Texas accounts for 21 percent of sales in the top 50 communities that made the RCLCO list. The top-selling community in Texas this year is Austin’s Sonterra, with 455 new home sales in the first half of 2019, thereby claiming the ninth spot on the list. Following closely behind are Houston’s Bridgeland, Harmony, Sienna, and Cross Creek Ranch communities.

With eight communities making this year’s list, California represents 15 percent of the total sales of the top 50 MPCs. Following closely behind is Arizona at 11 percent and Nevada at 10 percent of total sales; this is in part due to the sales figures at the Eastmark community in Mesa, Arizona, and the Summerlin community in Las Vegas.

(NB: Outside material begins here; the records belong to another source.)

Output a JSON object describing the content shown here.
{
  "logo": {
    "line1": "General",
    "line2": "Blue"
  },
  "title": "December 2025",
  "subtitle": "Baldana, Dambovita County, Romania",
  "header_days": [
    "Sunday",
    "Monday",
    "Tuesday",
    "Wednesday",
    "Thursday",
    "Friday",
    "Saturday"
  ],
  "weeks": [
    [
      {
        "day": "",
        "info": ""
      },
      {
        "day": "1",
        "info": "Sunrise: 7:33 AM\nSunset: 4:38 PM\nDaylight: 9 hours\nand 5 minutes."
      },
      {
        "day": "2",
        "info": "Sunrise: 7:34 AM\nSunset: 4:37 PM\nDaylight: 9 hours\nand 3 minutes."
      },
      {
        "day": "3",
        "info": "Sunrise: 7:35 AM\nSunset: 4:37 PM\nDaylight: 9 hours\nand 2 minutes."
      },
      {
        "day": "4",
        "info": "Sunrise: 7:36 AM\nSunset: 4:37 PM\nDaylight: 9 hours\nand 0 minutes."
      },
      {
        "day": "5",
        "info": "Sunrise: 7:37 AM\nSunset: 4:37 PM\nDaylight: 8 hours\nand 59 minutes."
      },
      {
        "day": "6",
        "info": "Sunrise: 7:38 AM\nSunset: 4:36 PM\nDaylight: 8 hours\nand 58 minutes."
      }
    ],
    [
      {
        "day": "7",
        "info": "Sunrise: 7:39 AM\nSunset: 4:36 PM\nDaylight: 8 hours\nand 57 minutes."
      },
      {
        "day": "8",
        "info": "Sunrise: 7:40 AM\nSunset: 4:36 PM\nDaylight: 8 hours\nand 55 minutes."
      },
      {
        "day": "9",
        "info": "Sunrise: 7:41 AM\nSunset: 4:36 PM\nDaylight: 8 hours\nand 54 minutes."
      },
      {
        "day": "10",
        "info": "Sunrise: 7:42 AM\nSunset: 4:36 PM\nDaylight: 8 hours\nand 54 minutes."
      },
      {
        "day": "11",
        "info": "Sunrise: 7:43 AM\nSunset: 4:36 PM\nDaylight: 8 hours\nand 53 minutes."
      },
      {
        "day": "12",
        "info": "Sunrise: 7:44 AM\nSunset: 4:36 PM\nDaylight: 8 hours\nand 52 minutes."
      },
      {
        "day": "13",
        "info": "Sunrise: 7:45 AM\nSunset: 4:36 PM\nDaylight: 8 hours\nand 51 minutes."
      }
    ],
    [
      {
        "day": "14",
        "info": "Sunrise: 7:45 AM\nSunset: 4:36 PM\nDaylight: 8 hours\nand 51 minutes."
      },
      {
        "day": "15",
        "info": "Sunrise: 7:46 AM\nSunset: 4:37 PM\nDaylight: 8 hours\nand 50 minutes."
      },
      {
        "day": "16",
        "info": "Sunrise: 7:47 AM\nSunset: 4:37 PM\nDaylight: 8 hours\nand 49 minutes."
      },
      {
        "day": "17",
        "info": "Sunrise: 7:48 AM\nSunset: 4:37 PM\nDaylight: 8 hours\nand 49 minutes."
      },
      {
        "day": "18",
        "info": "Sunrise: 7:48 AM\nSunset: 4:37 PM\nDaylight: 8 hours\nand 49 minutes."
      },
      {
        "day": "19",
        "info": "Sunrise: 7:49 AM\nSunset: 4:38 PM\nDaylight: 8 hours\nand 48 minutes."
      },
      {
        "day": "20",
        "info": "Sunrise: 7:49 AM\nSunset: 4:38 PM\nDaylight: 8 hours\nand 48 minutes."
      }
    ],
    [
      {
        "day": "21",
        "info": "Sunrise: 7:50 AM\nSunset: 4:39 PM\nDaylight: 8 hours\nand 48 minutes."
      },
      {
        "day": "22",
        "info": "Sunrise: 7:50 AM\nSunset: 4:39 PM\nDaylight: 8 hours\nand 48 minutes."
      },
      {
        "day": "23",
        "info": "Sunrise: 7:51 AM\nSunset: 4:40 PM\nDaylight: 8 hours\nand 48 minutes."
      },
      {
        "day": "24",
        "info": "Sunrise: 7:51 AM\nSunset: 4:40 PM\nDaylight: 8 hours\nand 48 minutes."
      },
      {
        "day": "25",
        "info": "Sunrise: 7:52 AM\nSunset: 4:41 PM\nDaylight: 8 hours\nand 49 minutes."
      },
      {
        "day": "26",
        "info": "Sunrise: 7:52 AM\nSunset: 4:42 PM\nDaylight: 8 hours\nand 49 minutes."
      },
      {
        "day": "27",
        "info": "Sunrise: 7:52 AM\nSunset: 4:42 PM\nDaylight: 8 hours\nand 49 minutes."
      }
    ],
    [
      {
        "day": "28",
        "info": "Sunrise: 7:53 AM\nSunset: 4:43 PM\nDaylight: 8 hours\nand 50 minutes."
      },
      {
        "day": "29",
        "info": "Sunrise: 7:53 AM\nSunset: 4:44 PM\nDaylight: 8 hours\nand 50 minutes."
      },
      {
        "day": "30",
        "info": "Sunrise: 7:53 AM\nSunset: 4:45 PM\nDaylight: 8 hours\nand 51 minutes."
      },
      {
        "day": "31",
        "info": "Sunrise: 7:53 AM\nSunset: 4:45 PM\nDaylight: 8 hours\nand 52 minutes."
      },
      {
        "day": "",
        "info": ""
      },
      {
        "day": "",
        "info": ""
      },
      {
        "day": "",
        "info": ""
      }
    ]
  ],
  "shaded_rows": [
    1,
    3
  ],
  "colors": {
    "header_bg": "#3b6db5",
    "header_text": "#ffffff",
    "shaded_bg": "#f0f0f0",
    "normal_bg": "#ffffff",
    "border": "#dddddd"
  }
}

Top-selling communities offer appropriately priced and designed residential product types and lifestyle amenities and are typically proactive in identifying the needs and wants of consumers in the market—segmenting communities by variables including age, income, and household. While baby boomers have purchasing power and remain an important market for new-home sales, new household growth is younger and increasingly diverse, RCLCO notes in a recent advisory, “Disruptive Demographics: Housing Production and Demographic Reality Are Moving in Different Directions.”